Mmegi Online | 16 April 2021
Local firms not ready for AfCFTA
By Pauline Dikuelo
Business Botswana (BB) is concerned that the benefits of the African Continental Free Trade Area (AfCFTA) Agreement, will not be fully exploited by local businesses.
The agreement is expected to give Batswana the opportunity to benefit from inter-regional trade within the African continent, and greatly contribute to the growth and diversification of the country’s economy.
However, briefing the media this week, BB president Gobusamang Keebine said the local manufacturing industry is not ready for the export market.
"There are only a handful of local businesses who will participate, as most of them are not export-ready. Government should consider involving the private sector about these bilateral agreements before signing them," he said.

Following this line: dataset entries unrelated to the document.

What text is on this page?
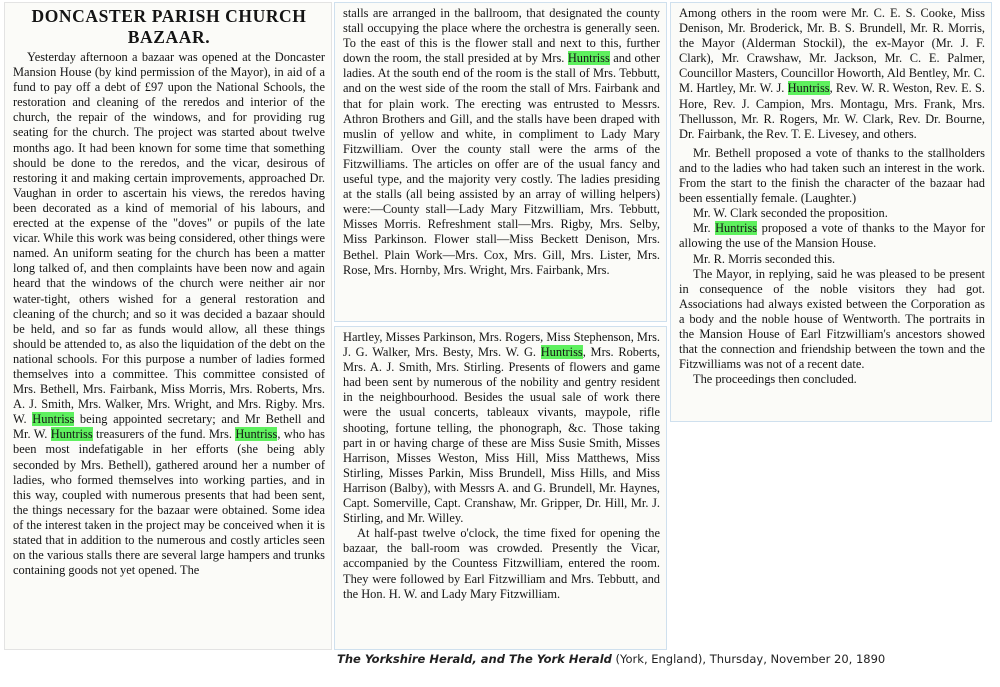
DONCASTER PARISH CHURCH

BAZAAR.

Yesterday afternoon a bazaar was opened at the Doncaster Mansion House (by kind permission of the Mayor), in aid of a fund to pay off a debt of £97 upon the National Schools, the restoration and cleaning of the reredos and interior of the church, the repair of the windows, and for providing rug seating for the church. The project was started about twelve months ago. It had been known for some time that something should be done to the reredos, and the vicar, desirous of restoring it and making certain improvements, approached Dr. Vaughan in order to ascertain his views, the reredos having been decorated as a kind of memorial of his labours, and erected at the expense of the "doves" or pupils of the late vicar. While this work was being considered, other things were named. An uniform seating for the church has been a matter long talked of, and then complaints have been now and again heard that the windows of the church were neither air nor water-tight, others wished for a general restoration and cleaning of the church; and so it was decided a bazaar should be held, and so far as funds would allow, all these things should be attended to, as also the liquidation of the debt on the national schools. For this purpose a number of ladies formed themselves into a committee. This committee consisted of Mrs. Bethell, Mrs. Fairbank, Miss Morris, Mrs. Roberts, Mrs. A. J. Smith, Mrs. Walker, Mrs. Wright, and Mrs. Rigby. Mrs. W. Huntriss being appointed secretary; and Mr Bethell and Mr. W. Huntriss treasurers of the fund. Mrs. Huntriss, who has been most indefatigable in her efforts (she being ably seconded by Mrs. Bethell), gathered around her a number of ladies, who formed themselves into working parties, and in this way, coupled with numerous presents that had been sent, the things necessary for the bazaar were obtained. Some idea of the interest taken in the project may be conceived when it is stated that in addition to the numerous and costly articles seen on the various stalls there are several large hampers and trunks containing goods not yet opened. The

stalls are arranged in the ballroom, that designated the county stall occupying the place where the orchestra is generally seen. To the east of this is the flower stall and next to this, further down the room, the stall presided at by Mrs. Huntriss and other ladies. At the south end of the room is the stall of Mrs. Tebbutt, and on the west side of the room the stall of Mrs. Fairbank and that for plain work. The erecting was entrusted to Messrs. Athron Brothers and Gill, and the stalls have been draped with muslin of yellow and white, in compliment to Lady Mary Fitzwilliam. Over the county stall were the arms of the Fitzwilliams. The articles on offer are of the usual fancy and useful type, and the majority very costly. The ladies presiding at the stalls (all being assisted by an array of willing helpers) were:—County stall—Lady Mary Fitzwilliam, Mrs. Tebbutt, Misses Morris. Refreshment stall—Mrs. Rigby, Mrs. Selby, Miss Parkinson. Flower stall—Miss Beckett Denison, Mrs. Bethel. Plain Work—Mrs. Cox, Mrs. Gill, Mrs. Lister, Mrs. Rose, Mrs. Hornby, Mrs. Wright, Mrs. Fairbank, Mrs.

Hartley, Misses Parkinson, Mrs. Rogers, Miss Stephenson, Mrs. J. G. Walker, Mrs. Besty, Mrs. W. G. Huntriss, Mrs. Roberts, Mrs. A. J. Smith, Mrs. Stirling. Presents of flowers and game had been sent by numerous of the nobility and gentry resident in the neighbourhood. Besides the usual sale of work there were the usual concerts, tableaux vivants, maypole, rifle shooting, fortune telling, the phonograph, &c. Those taking part in or having charge of these are Miss Susie Smith, Misses Harrison, Misses Weston, Miss Hill, Miss Matthews, Miss Stirling, Misses Parkin, Miss Brundell, Miss Hills, and Miss Harrison (Balby), with Messrs A. and G. Brundell, Mr. Haynes, Capt. Somerville, Capt. Cranshaw, Mr. Gripper, Dr. Hill, Mr. J. Stirling, and Mr. Willey.

At half-past twelve o'clock, the time fixed for opening the bazaar, the ball-room was crowded. Presently the Vicar, accompanied by the Countess Fitzwilliam, entered the room. They were followed by Earl Fitzwilliam and Mrs. Tebbutt, and the Hon. H. W. and Lady Mary Fitzwilliam.

Among others in the room were Mr. C. E. S. Cooke, Miss Denison, Mr. Broderick, Mr. B. S. Brundell, Mr. R. Morris, the Mayor (Alderman Stockil), the ex-Mayor (Mr. J. F. Clark), Mr. Crawshaw, Mr. Jackson, Mr. C. E. Palmer, Councillor Masters, Councillor Howorth, Ald Bentley, Mr. C. M. Hartley, Mr. W. J. Huntriss, Rev. W. R. Weston, Rev. E. S. Hore, Rev. J. Campion, Mrs. Montagu, Mrs. Frank, Mrs. Thellusson, Mr. R. Rogers, Mr. W. Clark, Rev. Dr. Bourne, Dr. Fairbank, the Rev. T. E. Livesey, and others.

Mr. Bethell proposed a vote of thanks to the stallholders and to the ladies who had taken such an interest in the work. From the start to the finish the character of the bazaar had been essentially female. (Laughter.)

Mr. W. Clark seconded the proposition.

Mr. Huntriss proposed a vote of thanks to the Mayor for allowing the use of the Mansion House.

Mr. R. Morris seconded this.

The Mayor, in replying, said he was pleased to be present in consequence of the noble visitors they had got. Associations had always existed between the Corporation as a body and the noble house of Wentworth. The portraits in the Mansion House of Earl Fitzwilliam's ancestors showed that the connection and friendship between the town and the Fitzwilliams was not of a recent date.

The proceedings then concluded.

The Yorkshire Herald, and The York Herald (York, England), Thursday, November 20, 1890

Despite signing the agreement in 2019, Botswana has not yet ratified the agreement, which was initially scheduled to kick off on January 1, 2021 with trade between countries that have agreed on tariffs.
AfCFTA will potentially be the biggest common market in the world, with 1.27 billion consumers and an aggregated Gross Domestic Product of up to $3.4 trillion.
For Botswana’s aspirations of an export-led economy, AfCFTA is a dream come true. On the ground, however, is the recurring nightmare of AfCFTA leading to a swamping of the local market by cheap imports, drowning out the little manufacturing capacity available. Voices in certain circles fear that AfCFTA could be a ‘mega-South Africa’, which for decades has overshadowed the local productive sector empowered by the provisions of the SACU agreement.
The Ministry of Investment, Trade and Industry has been engaging the private sector to spread awareness about AfCFTA and how local businesses can position themselves to benefit. Local businesses, through their associations, have however expressed concern about lack of capacity to fully take advantage of the continental deal, especially as many of them are still battling powerful South African dominance in the local market.
Like SACU, AfCFTA has industrial and infrastructure development provisions, but under SACU, even with those facilities, Botswana is importing up to P50 billion in non-diamond commodities each year, with about P8 billion of this being food and beverages mainly from South Africa.